How Bear the Electronic Detection Dog Went From a Life on the Streets to Sniffing Out Key Evidence
Bear was rescued just years ago.
K-9 Bear was named ASPCA’s Public Servant of the year after sniffing out key evidence on electronic storage devices in more than 125 cases, including Jared Fogle’s child pornography arrest.
It’s hard to believe just years ago, he was rescued from a life on the streets.
“If Bear could speak about the significance of the award today, he would ask, ‘Where’s my T-bone steak?’” his handler, Ian Polhemus, told InsideEdition.com.
Polhemus and Bear work for the Seattle Police Department on the Internet Crimes Against Children (ICAC) Task Force, which focuses primarily on child sexual exploitation cases.
He explained that Bear is trained specifically to sniff out the type of glue that is typically used in hard drives, solid state drives, cellphones, iPods, iPads, thumb drives, SD cards and micro-SD cards, making him integral in helping investigators pick up anything that may be storing electronic information.
“When I bring him into a particular room, generally, he and I will search the room by ourselves or possibly with whomever was searching the room as well,” Polhemus said. “Using him and his ability with his nose is no different than my, as an investigator, going in and conducting that search with a flashlight.”
Over the years, Bear’s worked on more than 125 cases and found at least 100 pieces of critical evidence that might have been overlooked otherwise.
Most famously, evidence that Bear recovered led to the arrest of Jared Fogle, former spokesperson for Subway.
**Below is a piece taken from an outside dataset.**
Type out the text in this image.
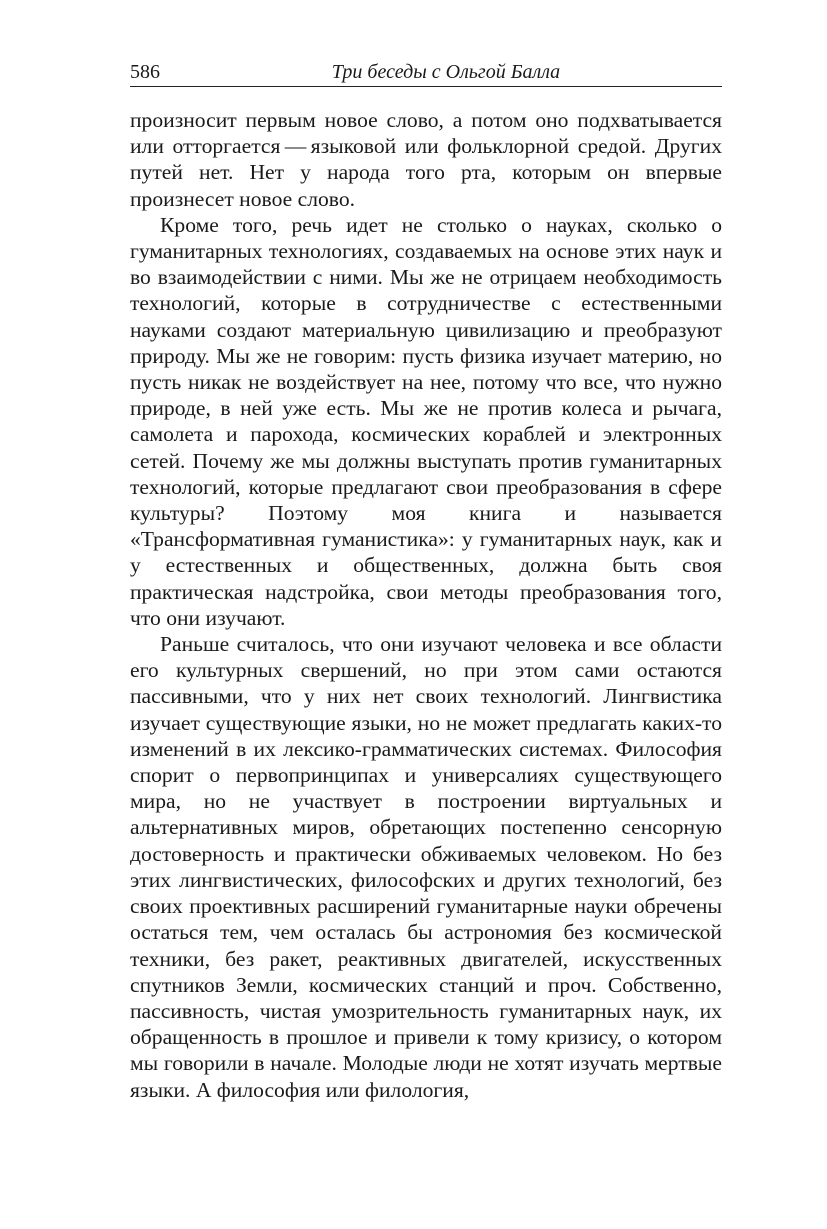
586	Три беседы с Ольгой Балла

произносит первым новое слово, а потом оно подхватывается или отторгается — языковой или фольклорной средой. Других путей нет. Нет у народа того рта, которым он впервые произнесет новое слово.

Кроме того, речь идет не столько о науках, сколько о гуманитарных технологиях, создаваемых на основе этих наук и во взаимодействии с ними. Мы же не отрицаем необходимость технологий, которые в сотрудничестве с естественными науками создают материальную цивилизацию и преобразуют природу. Мы же не говорим: пусть физика изучает материю, но пусть никак не воздействует на нее, потому что все, что нужно природе, в ней уже есть. Мы же не против колеса и рычага, самолета и парохода, космических кораблей и электронных сетей. Почему же мы должны выступать против гуманитарных технологий, которые предлагают свои преобразования в сфере культуры? Поэтому моя книга и называется «Трансформативная гуманистика»: у гуманитарных наук, как и у естественных и общественных, должна быть своя практическая надстройка, свои методы преобразования того, что они изучают.

Раньше считалось, что они изучают человека и все области его культурных свершений, но при этом сами остаются пассивными, что у них нет своих технологий. Лингвистика изучает существующие языки, но не может предлагать каких-то изменений в их лексико-грамматических системах. Философия спорит о первопринципах и универсалиях существующего мира, но не участвует в построении виртуальных и альтернативных миров, обретающих постепенно сенсорную достоверность и практически обживаемых человеком. Но без этих лингвистических, философских и других технологий, без своих проективных расширений гуманитарные науки обречены остаться тем, чем осталась бы астрономия без космической техники, без ракет, реактивных двигателей, искусственных спутников Земли, космических станций и проч. Собственно, пассивность, чистая умозрительность гуманитарных наук, их обращенность в прошлое и привели к тому кризису, о котором мы говорили в начале. Молодые люди не хотят изучать мертвые языки. А философия или филология,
“Bear went through the house and found a couple of items including the thumb drive that had been overlooked, that, as I understand it, was instrumental in what ultimately ended up being Mr. Fogle's guilty plea as opposed to a trial,” Polhemus said.
When he’s not on the job, Bear and his partner visit schools to spread the word about being safe on the internet.
“We talk about that digital citizenship and we talk about how once you hit the send button it’s gone, and you’re never going to get it back,” Polhemus explained. “I don’t think that we can tell our kids often enough about those dangerous and how to protect themselves.”